Today, across the broad isthmus of Central Maui, there are 35,000 acres “in sugar”. To irrigate the cane, the plantation created an intricate system of ditches and flumes to bring water down from the mountains into the fields. Part of the worry here today—along with concern for the 650 jobs that will be lost—is for what all that acreage will look like when the cane is gone and that water is no longer needed. Brown and dry and dusty?
Everyone here has known this day would eventually come. The company has experimented for years, looking for a practical use for the leaves (the sugar comes from the juice in the stalk) and for alternate crops. The local media is quoting company officials as being confident that Central Maui will remain in agriculture, will continue to be lush and green. I hope so. I hope they’re right. But I’m still going to miss those fields of cane.
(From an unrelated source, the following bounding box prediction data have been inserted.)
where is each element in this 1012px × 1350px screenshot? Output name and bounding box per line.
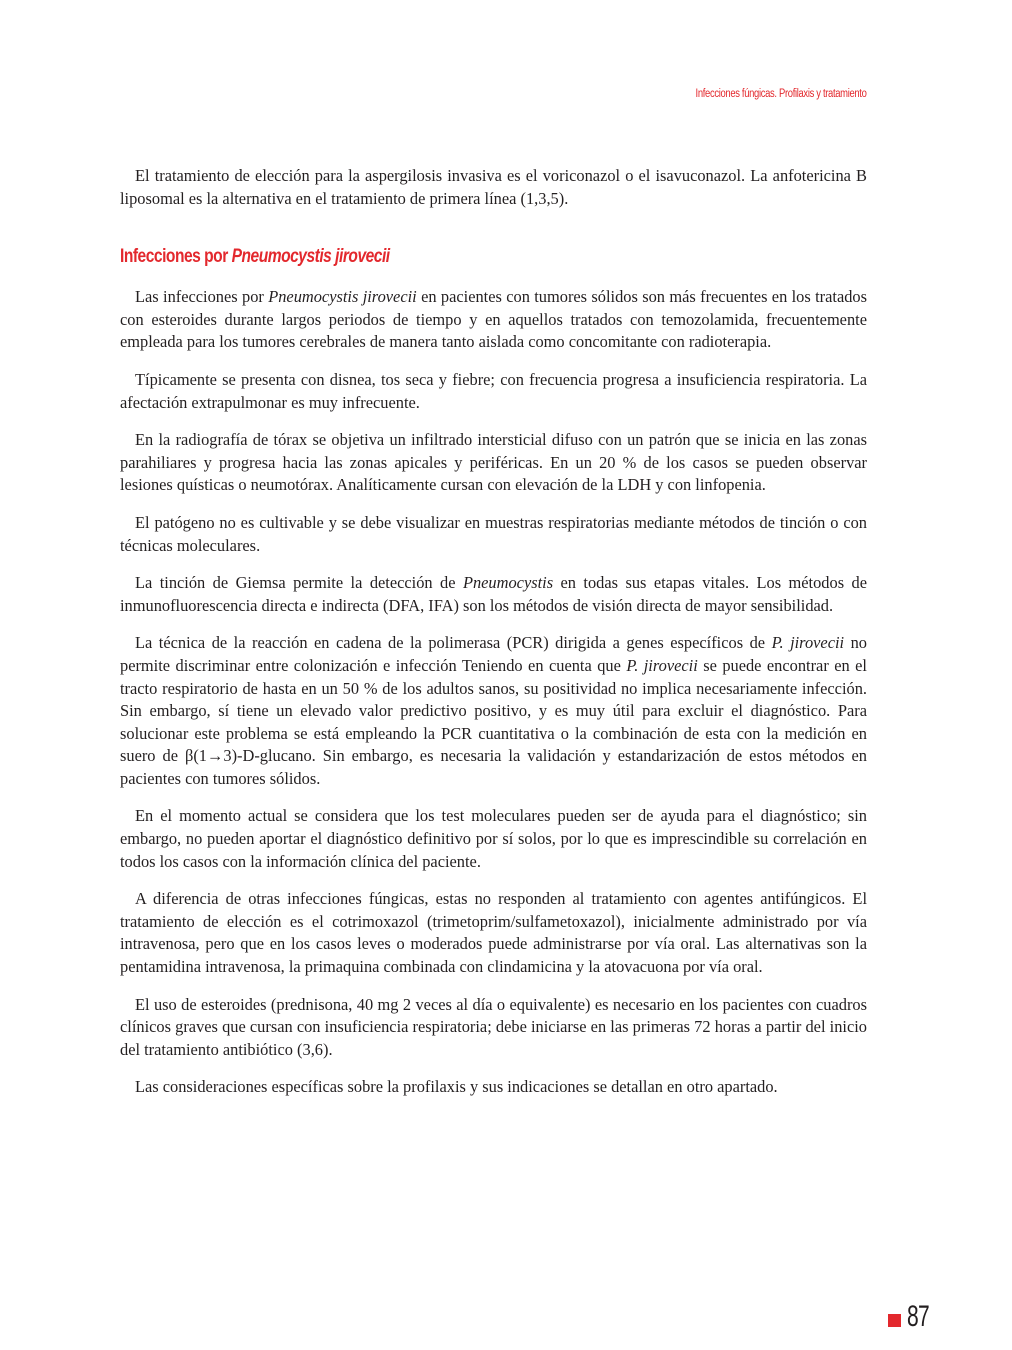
page-body <box>120 165 867 1114</box>
text-run: La técnica de la reacción en cadena de la polimerasa (PCR) dirigida a genes específicos de <box>135 633 772 653</box>
text-run-italic: Pneumocystis jirovecii <box>268 287 417 307</box>
paragraph-aspergilosis-treatment: El tratamiento de elección para la aspergilosis invasiva es el voriconazol o el isavuconazol. La anfotericina B liposomal es la alternativa en el tratamiento de primera línea (1,3,5). <box>120 166 867 208</box>
paragraph-steroids: El uso de esteroides (prednisona, 40 mg 2 veces al día o equivalente) es necesario en los pacientes con cuadros clínicos graves que cursan con insuficiencia respiratoria; debe iniciarse en las primeras 72 horas a partir del inicio del tratamiento antibiótico (3,6). <box>120 994 867 1059</box>
page-number: 87 <box>907 1300 929 1333</box>
text-run: La tinción de Giemsa permite la detección de <box>135 573 463 593</box>
section-title <box>120 246 733 268</box>
paragraph-pcr <box>120 632 867 790</box>
text-run-italic: P. jirovecii <box>626 655 698 675</box>
text-run: no permite discriminar entre colonización e infección Teniendo en cuenta que <box>120 633 867 675</box>
paragraph-treatment: A diferencia de otras infecciones fúngicas, estas no responden al tratamiento con agentes antifúngicos. El tratamiento de elección es el cotrimoxazol (trimetoprim/sulfametoxazol), inicialmente administrado por vía intravenosa, pero que en los casos leves o moderados puede administrarse por vía oral. Las alternativas son la pentamidina intravenosa, la primaquina combinada con clindamicina y la atovacuona por vía oral. <box>120 889 867 977</box>
text-run: se puede encontrar en el tracto respiratorio de hasta en un 50 % de los adultos sanos, su positividad no implica necesariamente infección. Sin embargo, sí tiene un elevado valor predictivo positivo, y es muy útil para excluir el diagnóstico. Para solucionar este problema se está empleando la PCR cuantitativa o la combinación de esta con la medición en suero de β(1→3)-D-glucano. Sin embargo, es necesaria la validación y estandarización de estos métodos en pacientes con tumores sólidos. <box>120 655 867 788</box>
text-run-italic: P. jirovecii <box>771 633 845 653</box>
paragraph-epidemiology <box>120 286 867 354</box>
paragraph-radiography: En la radiografía de tórax se objetiva un infiltrado intersticial difuso con un patrón que se inicia en las zonas parahiliares y progresa hacia las zonas apicales y periféricas. En un 20 % de los casos se pueden observar lesiones quísticas o neumotórax. Analíticamente cursan con elevación de la LDH y con linfopenia. <box>120 430 867 495</box>
paragraph-pathogen: El patógeno no es cultivable y se debe visualizar en muestras respiratorias mediante métodos de tinción o con técnicas moleculares. <box>120 512 867 555</box>
text-run: en pacientes con tumores sólidos son más frecuentes en los tratados con esteroides durante largos periodos de tiempo y en aquellos tratados con temozolamida, frecuentemente empleada para los tumores cerebrales de manera tanto aislada como concomitante con radioterapia. <box>120 287 867 352</box>
paragraph-prophylaxis: Las consideraciones específicas sobre la profilaxis y sus indicaciones se detallan en otro apartado. <box>135 1077 778 1097</box>
section-title-italic: Pneumocystis jirovecii <box>231 246 390 268</box>
text-run: en todas sus etapas vitales. Los métodos de inmunofluorescencia directa e indirecta (DFA, IFA) son los métodos de visión directa de mayor sensibilidad. <box>120 573 867 615</box>
running-header: Infecciones fúngicas. Profilaxis y tratamiento <box>696 88 867 100</box>
page-footer <box>888 1300 938 1334</box>
paragraph-symptoms: Típicamente se presenta con disnea, tos seca y fiebre; con frecuencia progresa a insuficiencia respiratoria. La afectación extrapulmonar es muy infrecuente. <box>120 369 867 412</box>
paragraph-giemsa <box>120 572 867 617</box>
text-run: Las infecciones por <box>135 287 269 307</box>
page-marker-square <box>888 1314 901 1327</box>
section-title-prefix: Infecciones por <box>120 246 232 268</box>
paragraph-molecular-tests: En el momento actual se considera que los test moleculares pueden ser de ayuda para el diagnóstico; sin embargo, no pueden aportar el diagnóstico definitivo por sí solos, por lo que es imprescindible su correlación en todos los casos con la información clínica del paciente. <box>120 806 867 871</box>
text-run-italic: Pneumocystis <box>462 573 554 593</box>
A lot.
From a different perspective, sugar stands out as one of our long-time subsidies, to the extent the Feds have acquiesced to a monopoly of only a few refiners. Consequently, although Chicago used to be the nation’s hub for confectionary products, production of such candies and related items has moved to Mexico and Central America, where the price of sugar is not regulated. The loss of those factories cost many jobs that will never return.
It is quite ironic to see how members of Congress will selectively pick some “subsidies” to rant about (e.g. Amtrak), while ignoring others, especially if located in their own states. Makes you wonder were those sugar refineries are operating, or, how many Essential Air Service airports remain in Florida..?
That is sad news. I remember visiting a plantation around Christmastime 1973 and buying refrigerated sugar cane stalks that you could chew on. The broad expanse of the sugar cane field was fascinating.
It’s quite remarkable the way sugar has been a part of so many lives and in so many ways. Very hard to let go of much of that.